- Developer(s): Interplay Entertainment
- Publisher(s): Interplay Entertainment
- Producer(s): Eric Caen
- Designer(s): Rob Stevens
- Composer(s): Jean-Marie Philibert
- Platform(s): Nintendo DSi
- Release: NA: June 21, 2010; EU: November 12, 2010;
- Genre(s): Real-time strategy
- Mode(s): Single-player, multiplayer

= Legendary Wars: T-Rex Rumble =

2010 video game

Legendary Wars: T-Rex Rumble (known as ARC Style: Jurassic World in Japan) is a Real-Time Strategy video game released for the Nintendo DSi via DSiWare. The game was developed and published by Interplay Entertainment with the development of the game being made by just two men, Eric Caen and Rob Stevens.

== Plot ==

The game takes place in an alternate dimension where humans and dinosaurs existed at the same time.
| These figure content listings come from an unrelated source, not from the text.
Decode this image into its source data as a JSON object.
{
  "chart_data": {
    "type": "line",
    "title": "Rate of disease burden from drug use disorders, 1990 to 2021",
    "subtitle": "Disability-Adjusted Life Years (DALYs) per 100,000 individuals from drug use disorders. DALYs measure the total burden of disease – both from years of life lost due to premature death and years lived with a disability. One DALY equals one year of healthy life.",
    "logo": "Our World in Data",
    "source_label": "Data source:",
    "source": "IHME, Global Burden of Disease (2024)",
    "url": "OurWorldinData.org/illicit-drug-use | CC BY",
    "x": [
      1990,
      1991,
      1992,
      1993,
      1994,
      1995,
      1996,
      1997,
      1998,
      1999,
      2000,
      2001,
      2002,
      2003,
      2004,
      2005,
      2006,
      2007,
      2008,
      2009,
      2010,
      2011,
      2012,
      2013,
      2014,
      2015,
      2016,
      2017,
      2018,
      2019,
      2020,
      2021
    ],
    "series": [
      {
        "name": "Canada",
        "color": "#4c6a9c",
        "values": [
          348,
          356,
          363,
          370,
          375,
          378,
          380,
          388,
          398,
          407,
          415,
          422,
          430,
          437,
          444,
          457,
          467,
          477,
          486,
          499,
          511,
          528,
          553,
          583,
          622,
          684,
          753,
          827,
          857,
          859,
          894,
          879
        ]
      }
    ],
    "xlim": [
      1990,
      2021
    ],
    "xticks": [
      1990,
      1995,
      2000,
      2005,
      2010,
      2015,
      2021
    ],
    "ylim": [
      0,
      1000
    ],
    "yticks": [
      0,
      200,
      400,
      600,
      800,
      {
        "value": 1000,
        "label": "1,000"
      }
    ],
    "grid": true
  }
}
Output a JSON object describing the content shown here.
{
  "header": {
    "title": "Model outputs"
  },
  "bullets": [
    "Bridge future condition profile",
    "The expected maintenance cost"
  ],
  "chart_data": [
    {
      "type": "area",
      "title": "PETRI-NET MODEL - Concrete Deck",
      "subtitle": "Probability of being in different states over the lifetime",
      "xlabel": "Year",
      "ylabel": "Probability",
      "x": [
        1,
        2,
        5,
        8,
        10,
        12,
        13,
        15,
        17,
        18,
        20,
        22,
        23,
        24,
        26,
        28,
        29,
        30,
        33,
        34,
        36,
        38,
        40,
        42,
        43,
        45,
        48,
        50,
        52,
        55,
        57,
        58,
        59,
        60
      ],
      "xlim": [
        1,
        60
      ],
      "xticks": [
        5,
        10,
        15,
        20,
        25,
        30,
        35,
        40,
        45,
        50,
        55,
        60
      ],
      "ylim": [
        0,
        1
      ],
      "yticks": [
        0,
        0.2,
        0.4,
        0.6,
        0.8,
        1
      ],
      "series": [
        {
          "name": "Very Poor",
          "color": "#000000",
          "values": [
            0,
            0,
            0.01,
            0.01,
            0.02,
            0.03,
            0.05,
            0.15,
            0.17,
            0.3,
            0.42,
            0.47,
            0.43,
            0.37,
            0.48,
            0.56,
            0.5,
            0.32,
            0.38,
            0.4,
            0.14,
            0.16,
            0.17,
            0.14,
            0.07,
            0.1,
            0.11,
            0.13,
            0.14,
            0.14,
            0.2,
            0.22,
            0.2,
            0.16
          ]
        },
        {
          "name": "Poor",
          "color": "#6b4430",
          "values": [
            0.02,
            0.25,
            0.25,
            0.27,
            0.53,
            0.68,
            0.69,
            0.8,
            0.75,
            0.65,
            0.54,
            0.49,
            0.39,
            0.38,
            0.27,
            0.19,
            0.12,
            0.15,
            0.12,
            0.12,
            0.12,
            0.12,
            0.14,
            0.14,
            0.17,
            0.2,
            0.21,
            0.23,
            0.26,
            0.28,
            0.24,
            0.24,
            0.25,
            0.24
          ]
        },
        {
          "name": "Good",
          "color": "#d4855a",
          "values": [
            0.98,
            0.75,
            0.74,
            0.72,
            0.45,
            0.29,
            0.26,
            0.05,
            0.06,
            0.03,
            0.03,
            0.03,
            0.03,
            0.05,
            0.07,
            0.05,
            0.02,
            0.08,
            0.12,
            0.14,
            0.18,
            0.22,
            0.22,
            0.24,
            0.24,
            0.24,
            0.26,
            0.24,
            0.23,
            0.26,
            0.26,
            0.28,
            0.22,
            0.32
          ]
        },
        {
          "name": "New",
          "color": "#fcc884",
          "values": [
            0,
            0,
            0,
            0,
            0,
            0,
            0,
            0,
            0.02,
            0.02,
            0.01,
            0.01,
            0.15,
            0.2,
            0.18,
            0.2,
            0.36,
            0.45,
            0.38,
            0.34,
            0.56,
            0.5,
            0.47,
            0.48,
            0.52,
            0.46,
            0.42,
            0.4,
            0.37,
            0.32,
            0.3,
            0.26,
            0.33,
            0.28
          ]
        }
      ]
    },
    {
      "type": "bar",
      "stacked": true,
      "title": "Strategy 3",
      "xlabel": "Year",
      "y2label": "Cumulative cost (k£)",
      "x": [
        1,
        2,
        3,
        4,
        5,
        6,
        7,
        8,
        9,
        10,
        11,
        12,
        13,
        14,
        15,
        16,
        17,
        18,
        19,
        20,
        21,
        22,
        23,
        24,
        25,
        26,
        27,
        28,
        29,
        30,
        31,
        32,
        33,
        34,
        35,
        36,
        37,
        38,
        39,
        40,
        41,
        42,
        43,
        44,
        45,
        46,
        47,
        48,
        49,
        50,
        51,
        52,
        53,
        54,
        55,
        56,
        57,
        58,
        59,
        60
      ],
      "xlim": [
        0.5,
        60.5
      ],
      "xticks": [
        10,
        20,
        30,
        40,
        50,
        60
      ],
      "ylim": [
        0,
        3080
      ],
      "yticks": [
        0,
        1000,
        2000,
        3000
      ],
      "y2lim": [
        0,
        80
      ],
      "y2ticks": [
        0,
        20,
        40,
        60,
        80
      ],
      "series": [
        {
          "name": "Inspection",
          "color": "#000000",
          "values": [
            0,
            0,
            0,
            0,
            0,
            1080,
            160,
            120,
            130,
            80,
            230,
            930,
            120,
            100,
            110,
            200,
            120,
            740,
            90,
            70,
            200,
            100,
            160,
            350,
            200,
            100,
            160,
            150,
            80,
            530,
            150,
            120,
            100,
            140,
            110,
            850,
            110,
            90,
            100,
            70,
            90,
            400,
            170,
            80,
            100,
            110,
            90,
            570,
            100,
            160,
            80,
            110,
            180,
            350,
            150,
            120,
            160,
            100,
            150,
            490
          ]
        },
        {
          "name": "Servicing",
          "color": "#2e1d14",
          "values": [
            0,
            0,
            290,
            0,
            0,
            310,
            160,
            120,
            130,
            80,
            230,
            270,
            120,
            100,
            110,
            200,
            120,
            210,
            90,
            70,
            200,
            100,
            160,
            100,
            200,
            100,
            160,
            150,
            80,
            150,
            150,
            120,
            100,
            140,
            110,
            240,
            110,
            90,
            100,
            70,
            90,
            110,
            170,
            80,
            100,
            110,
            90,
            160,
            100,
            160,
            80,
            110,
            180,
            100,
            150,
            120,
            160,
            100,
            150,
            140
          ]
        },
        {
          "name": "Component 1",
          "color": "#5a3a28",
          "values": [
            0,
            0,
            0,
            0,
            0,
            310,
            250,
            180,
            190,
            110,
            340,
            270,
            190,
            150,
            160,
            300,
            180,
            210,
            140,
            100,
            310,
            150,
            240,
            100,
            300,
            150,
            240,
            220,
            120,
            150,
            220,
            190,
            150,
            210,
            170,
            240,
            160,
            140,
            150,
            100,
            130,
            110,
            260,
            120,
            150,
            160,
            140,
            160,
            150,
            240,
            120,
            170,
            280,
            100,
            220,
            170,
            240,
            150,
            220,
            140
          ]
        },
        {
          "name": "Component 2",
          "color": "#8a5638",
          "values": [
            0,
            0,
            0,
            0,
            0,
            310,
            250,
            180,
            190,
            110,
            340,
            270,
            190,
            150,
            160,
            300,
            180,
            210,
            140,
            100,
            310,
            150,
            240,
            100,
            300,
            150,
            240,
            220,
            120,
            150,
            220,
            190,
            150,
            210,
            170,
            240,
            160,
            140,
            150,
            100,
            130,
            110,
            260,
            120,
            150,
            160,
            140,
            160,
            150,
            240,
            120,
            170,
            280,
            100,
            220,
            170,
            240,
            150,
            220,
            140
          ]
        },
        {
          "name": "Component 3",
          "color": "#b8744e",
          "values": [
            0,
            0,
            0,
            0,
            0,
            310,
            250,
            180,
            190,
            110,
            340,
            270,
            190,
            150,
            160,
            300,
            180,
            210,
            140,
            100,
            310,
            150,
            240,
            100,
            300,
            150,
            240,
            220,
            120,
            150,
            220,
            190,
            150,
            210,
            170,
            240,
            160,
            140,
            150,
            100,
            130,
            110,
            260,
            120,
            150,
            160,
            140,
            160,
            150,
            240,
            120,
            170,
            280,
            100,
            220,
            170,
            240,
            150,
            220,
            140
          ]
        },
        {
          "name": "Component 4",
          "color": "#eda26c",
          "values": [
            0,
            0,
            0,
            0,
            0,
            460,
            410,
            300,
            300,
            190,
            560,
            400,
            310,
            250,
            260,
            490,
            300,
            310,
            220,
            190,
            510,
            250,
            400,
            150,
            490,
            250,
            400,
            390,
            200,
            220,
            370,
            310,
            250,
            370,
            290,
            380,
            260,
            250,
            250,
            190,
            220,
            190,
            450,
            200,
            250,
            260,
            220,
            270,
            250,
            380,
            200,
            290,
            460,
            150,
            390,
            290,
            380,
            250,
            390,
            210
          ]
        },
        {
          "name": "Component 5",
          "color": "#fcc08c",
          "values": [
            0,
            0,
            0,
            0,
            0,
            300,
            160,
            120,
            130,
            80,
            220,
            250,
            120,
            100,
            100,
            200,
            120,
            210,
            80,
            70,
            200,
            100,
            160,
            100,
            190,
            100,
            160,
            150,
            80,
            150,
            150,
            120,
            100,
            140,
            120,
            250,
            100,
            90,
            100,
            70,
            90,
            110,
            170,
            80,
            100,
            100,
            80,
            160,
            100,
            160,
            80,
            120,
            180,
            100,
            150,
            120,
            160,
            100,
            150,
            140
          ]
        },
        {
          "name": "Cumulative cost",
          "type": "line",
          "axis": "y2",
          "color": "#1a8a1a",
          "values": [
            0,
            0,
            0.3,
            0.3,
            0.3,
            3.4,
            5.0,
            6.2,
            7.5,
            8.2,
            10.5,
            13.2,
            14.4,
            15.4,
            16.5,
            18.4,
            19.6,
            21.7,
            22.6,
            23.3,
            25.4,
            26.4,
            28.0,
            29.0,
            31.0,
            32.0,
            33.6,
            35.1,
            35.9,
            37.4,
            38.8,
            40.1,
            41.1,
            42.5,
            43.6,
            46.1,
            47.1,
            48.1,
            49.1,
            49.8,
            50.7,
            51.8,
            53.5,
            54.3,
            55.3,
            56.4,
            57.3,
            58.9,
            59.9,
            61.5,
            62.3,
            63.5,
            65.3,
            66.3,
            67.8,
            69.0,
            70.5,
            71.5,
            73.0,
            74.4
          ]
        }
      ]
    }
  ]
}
Players attempt to finish with more food than rival tribes.

== Development ==
When the concept of the game came up, Eric Caen first went to persuade Rob Stevens to join the development of the game. Due to Stevens wanting to make the game his way, he acted as a multi-role developer, making all of the tools, the game design, the engine, the code and supervised the art, sound effects & music. The final graphics of the game were done by MZone. The original graphics were scrapped as they were too cartoony and Stevens said that the game was a RTS and that he did not want to give people the wrong impression. For sound, music and other audio, Eric wanted somebody who could make music to match the game's visuals, for this they hired Jean-Marie Philibert. To make the music much cleaner and clearer on the DS, Interplay used streaming technology, a CRI Vibe. It took away memory but greatly improved the game's music quality. A port for iOS was initially planned, but was never released.

== Reception ==
IGN praised the game and compared it to Interplay's first DSi game—one of familiar theme and positive reviews: Prehistorik Man. Nintendo Life lamented the game's bugs, glitches, and lackluster artificial intelligence. Official Nintendo Magazine UK similarly criticized the game's bugs and glitches.